Le peuple célèbre la joie de l'indépendance - Photo d'archives
Face à l'évolution rapide de la situation au niveau national et provincial, le Comité permanent du Front Viet Minh de Nghệ An-Hộ Tinh créa sans tarder un comité de soulèvement et lança une insurrection pour prendre le pouvoir dans toute la province. Saisissant l'opportunité offerte par la capitulation sans condition des fascistes japonais face aux Alliés, le Comité de soulèvement de Nghệ An-Hộ Tinh ordonna aux zones locales d'organiser immédiatement la prise du pouvoir, en fonction de leurs circonstances spécifiques. Le 16 août, les habitants de la commune de Thanh Thuy, dans le district de Nam Dan, prirent le pouvoir. Le lendemain, le 17 août, ce fut au tour des villages autour de Vinh, tels que Yen Dung et Loc Da. Quynh Luu fut le premier district de Nghệ An à réussir la prise du pouvoir au niveau du district, le 18 août. Le 21 août à midi pile, les forces révolutionnaires encerclèrent la résidence du gouverneur, et ce dernier, Dang Van Huong, capitula. Au nom du Comité révolutionnaire provisoire de Nghệ An, le camarade Lợ Viet Luong proclama l'abolition de l'ancien gouvernement et l'instauration d'un nouveau. Il exhorta la population à contribuer au maintien de la sécurité dans la ville et à la protection du jeune gouvernement. Le succès du soulèvement à Vinh donna l'impulsion nécessaire à la prise de pouvoir dans les districts restants. Ainsi, en seulement neuf jours, du 18 au 26 août 1945, le soulèvement de Nghệ An remporta une victoire totale !

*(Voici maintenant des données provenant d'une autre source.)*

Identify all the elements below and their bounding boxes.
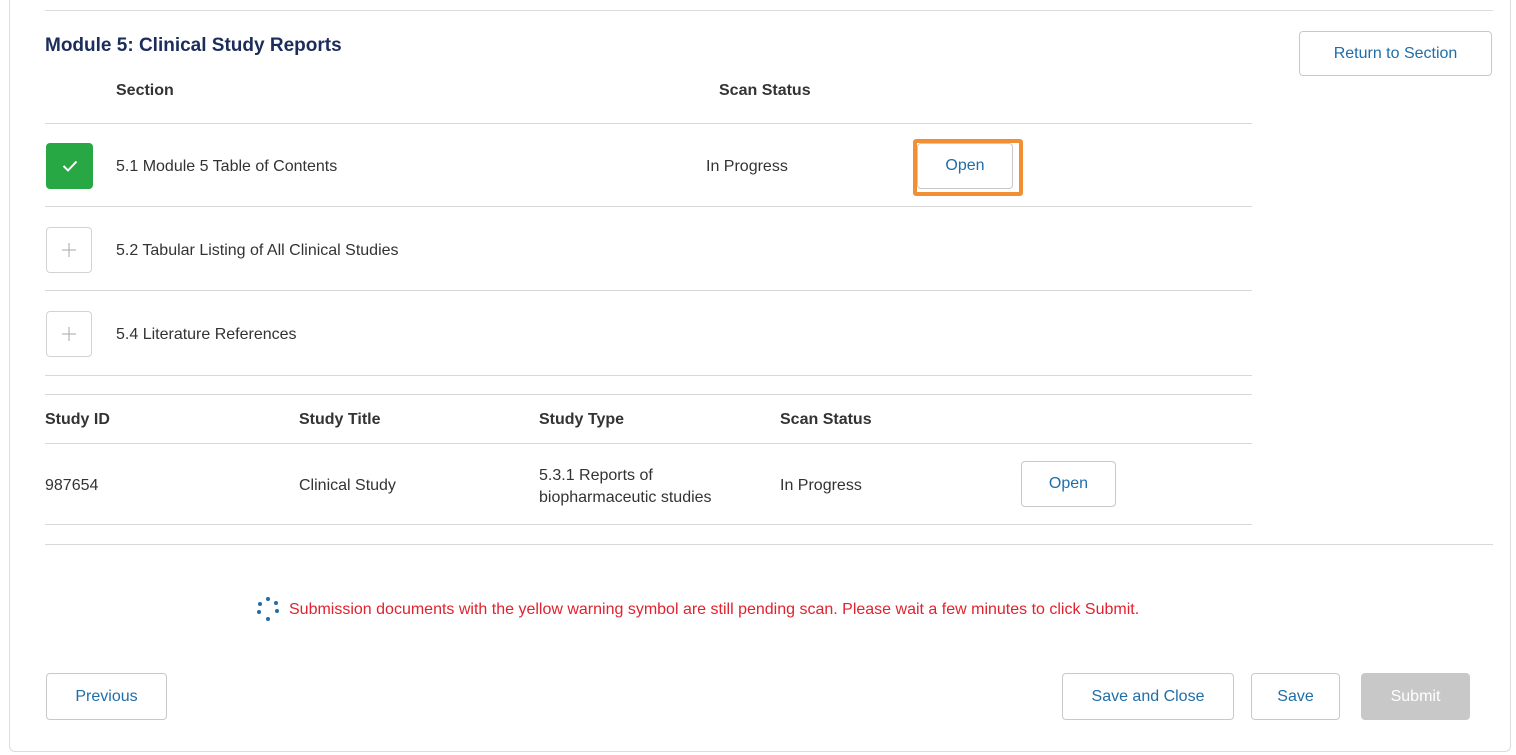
expand-section-5-2-button[interactable]	[46, 227, 92, 273]
study-type-line-2: biopharmaceutic studies	[539, 489, 712, 506]
section-label-5-1: 5.1 Module 5 Table of Contents	[116, 158, 338, 175]
section-checked-checkbox[interactable]	[46, 143, 93, 189]
study-type-line-1: 5.3.1 Reports of	[539, 467, 653, 484]
plus-icon	[62, 327, 76, 341]
checkmark-icon	[62, 160, 77, 172]
section-label-5-4: 5.4 Literature References	[116, 326, 297, 343]
content-panel	[9, 0, 1511, 752]
section-label-5-2: 5.2 Tabular Listing of All Clinical Stud…	[116, 242, 399, 259]
expand-section-5-4-button[interactable]	[46, 311, 92, 357]
plus-icon	[62, 243, 76, 257]
column-header-section: Section	[116, 82, 174, 99]
previous-button[interactable]: Previous	[46, 673, 167, 720]
divider	[45, 290, 1252, 291]
column-header-scan-status: Scan Status	[719, 82, 811, 99]
divider	[45, 375, 1252, 376]
column-header-study-title: Study Title	[299, 411, 381, 428]
divider	[45, 394, 1252, 395]
scan-status-5-1: In Progress	[706, 158, 788, 175]
loading-spinner-icon	[255, 597, 281, 623]
save-button[interactable]: Save	[1251, 673, 1340, 720]
study-scan-status: In Progress	[780, 477, 862, 494]
save-and-close-button[interactable]: Save and Close	[1062, 673, 1234, 720]
open-study-button[interactable]: Open	[1021, 461, 1116, 507]
divider	[45, 544, 1493, 545]
divider	[45, 443, 1252, 444]
divider	[45, 123, 1252, 124]
study-title: Clinical Study	[299, 477, 396, 494]
highlight-outline	[913, 139, 1023, 196]
warning-text: Submission documents with the yellow war…	[289, 601, 1140, 618]
study-type: 5.3.1 Reports of biopharmaceutic studies	[539, 465, 712, 509]
divider	[45, 206, 1252, 207]
page-title: Module 5: Clinical Study Reports	[45, 35, 342, 56]
column-header-study-id: Study ID	[45, 411, 110, 428]
divider	[45, 524, 1252, 525]
top-divider	[45, 10, 1493, 11]
study-id: 987654	[45, 477, 99, 494]
submit-button[interactable]: Submit	[1361, 673, 1470, 720]
return-to-section-button[interactable]: Return to Section	[1299, 31, 1492, 76]
column-header-study-type: Study Type	[539, 411, 625, 428]
pending-scan-warning: Submission documents with the yellow war…	[255, 597, 1139, 623]
column-header-study-scan-status: Scan Status	[780, 411, 872, 428]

La province de Nghệ An a contribué de manière significative, au même titre que le reste du pays, à « une révolution miraculeuse qui a progressivement mené à de nombreuses autres grandes victoires » (Histoire de Furuta Mooto, Japon). De retour dans sa ville natale de Nghệ An après de nombreuses années d'absence, le 14 juin 1957, lors de la conférence des cadres provinciaux, le président Hô Chi Minh a salué et reconnu : « Pendant la guerre de résistance, camarades, vous avez uni le peuple et l'avez conduit au service de la résistance jusqu'à la victoire. C'est un point positif ! »

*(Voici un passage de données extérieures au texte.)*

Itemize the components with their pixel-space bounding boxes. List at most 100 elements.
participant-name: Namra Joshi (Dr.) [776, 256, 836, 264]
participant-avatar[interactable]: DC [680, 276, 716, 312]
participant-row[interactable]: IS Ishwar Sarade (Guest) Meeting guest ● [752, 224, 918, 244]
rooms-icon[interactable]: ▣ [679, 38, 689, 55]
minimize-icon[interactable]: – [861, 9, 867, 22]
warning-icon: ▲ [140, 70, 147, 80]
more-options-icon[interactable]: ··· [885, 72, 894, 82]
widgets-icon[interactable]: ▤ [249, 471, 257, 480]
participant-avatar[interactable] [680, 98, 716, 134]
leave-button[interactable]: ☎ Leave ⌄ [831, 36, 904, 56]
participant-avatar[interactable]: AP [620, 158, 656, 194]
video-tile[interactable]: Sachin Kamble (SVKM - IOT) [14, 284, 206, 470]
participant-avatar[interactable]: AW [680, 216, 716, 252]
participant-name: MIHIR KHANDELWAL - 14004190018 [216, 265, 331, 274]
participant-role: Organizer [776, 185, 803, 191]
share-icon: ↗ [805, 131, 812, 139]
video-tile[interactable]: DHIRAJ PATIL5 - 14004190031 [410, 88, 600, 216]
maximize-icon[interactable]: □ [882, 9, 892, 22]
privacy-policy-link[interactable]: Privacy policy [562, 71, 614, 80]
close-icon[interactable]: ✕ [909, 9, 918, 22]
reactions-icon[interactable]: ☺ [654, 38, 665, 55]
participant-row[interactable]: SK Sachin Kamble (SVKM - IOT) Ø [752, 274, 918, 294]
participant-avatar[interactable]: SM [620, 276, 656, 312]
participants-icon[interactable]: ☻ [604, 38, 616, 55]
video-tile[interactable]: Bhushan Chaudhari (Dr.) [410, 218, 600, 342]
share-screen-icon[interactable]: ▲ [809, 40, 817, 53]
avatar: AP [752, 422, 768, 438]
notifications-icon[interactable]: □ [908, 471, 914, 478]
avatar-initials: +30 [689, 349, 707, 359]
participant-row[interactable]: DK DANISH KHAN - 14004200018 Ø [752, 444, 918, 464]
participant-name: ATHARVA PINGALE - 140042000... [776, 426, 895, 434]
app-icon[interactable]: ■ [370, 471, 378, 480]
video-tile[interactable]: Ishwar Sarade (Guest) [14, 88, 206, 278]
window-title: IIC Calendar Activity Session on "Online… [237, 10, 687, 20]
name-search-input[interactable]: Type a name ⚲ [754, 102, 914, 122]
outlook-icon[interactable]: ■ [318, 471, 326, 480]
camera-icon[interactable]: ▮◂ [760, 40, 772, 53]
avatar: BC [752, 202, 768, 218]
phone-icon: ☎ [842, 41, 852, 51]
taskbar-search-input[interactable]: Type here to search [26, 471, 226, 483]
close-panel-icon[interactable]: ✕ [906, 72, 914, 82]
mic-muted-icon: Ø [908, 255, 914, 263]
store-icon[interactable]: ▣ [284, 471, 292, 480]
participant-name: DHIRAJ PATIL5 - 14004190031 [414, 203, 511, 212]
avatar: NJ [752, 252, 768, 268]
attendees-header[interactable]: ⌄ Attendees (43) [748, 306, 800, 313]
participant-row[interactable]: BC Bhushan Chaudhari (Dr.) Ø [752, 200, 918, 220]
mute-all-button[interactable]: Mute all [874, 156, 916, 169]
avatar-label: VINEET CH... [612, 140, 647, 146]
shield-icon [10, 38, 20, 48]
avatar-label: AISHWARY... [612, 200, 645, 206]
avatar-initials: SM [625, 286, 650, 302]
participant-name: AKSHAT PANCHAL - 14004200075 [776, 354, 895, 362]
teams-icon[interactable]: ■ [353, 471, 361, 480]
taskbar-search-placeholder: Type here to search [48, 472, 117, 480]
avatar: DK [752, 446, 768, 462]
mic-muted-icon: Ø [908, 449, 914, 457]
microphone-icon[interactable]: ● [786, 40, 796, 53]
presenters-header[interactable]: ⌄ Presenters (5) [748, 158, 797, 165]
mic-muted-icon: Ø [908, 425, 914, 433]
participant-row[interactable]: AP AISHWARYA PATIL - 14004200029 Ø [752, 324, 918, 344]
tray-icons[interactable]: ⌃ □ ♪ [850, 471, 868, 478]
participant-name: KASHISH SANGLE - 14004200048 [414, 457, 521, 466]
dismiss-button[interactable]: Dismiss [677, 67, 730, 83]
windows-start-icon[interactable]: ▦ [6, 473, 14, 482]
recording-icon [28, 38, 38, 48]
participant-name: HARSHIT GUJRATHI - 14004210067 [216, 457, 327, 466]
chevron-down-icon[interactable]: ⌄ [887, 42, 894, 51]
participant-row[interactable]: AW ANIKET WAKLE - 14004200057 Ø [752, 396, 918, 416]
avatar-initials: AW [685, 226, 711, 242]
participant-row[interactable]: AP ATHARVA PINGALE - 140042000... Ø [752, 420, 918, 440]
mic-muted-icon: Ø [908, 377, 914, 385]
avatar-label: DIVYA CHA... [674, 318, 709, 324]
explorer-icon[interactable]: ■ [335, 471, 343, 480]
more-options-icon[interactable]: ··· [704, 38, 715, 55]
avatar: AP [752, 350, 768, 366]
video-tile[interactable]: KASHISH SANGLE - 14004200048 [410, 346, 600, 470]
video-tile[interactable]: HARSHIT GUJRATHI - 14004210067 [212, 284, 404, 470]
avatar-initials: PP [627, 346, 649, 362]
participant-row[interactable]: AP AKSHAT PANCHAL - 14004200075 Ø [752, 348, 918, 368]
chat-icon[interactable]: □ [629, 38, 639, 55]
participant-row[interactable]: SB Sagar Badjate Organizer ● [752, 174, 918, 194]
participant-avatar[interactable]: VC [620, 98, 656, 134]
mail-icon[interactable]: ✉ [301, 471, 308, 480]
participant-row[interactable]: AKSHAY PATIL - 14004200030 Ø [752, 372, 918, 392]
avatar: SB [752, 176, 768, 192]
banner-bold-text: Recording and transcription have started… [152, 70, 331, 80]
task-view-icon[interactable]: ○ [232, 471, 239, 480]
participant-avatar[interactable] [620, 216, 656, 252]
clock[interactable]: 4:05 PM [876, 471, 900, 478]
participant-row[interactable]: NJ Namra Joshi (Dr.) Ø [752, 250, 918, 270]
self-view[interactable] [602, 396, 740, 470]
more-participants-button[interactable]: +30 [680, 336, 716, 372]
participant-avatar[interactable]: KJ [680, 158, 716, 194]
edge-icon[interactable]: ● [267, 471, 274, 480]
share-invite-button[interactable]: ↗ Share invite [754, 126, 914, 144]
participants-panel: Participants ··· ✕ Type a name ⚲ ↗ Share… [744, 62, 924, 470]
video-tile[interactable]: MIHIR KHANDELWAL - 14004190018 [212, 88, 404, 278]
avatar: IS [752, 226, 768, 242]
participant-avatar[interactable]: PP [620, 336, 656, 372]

À Nghệ An, juste après le soulèvement révolutionnaire de cet automne-là, un événement peu connu se produisit : sous le pseudonyme d’Hô Chi Minh, Oncle Hô écrivit « Lettre aux camarades de ma province natale ». Cette lettre, de moins de 900 mots, datée du 17 septembre 1945, fut rédigée à Hanoï, sous le nom d’un ancien camarade, afin de partager son expérience avec ses camarades de sa ville natale. La lettre se compose de quatre sections clairement numérotées, chacune abordant quatre points principaux :
- L'immense importance de la révolution nationale ;
- Expliquez pourquoi la révolution a réussi ;
- La tâche de construire et de développer une nouvelle société après la prise du pouvoir ;
Dans la partie la plus longue et la plus audacieuse, à la fin de la lettre, l'oncle Hô a exposé les difficultés à surmonter, insistant sur la nécessité d'apprendre au fur et à mesure et, surtout, de suivre scrupuleusement les directives du gouvernement.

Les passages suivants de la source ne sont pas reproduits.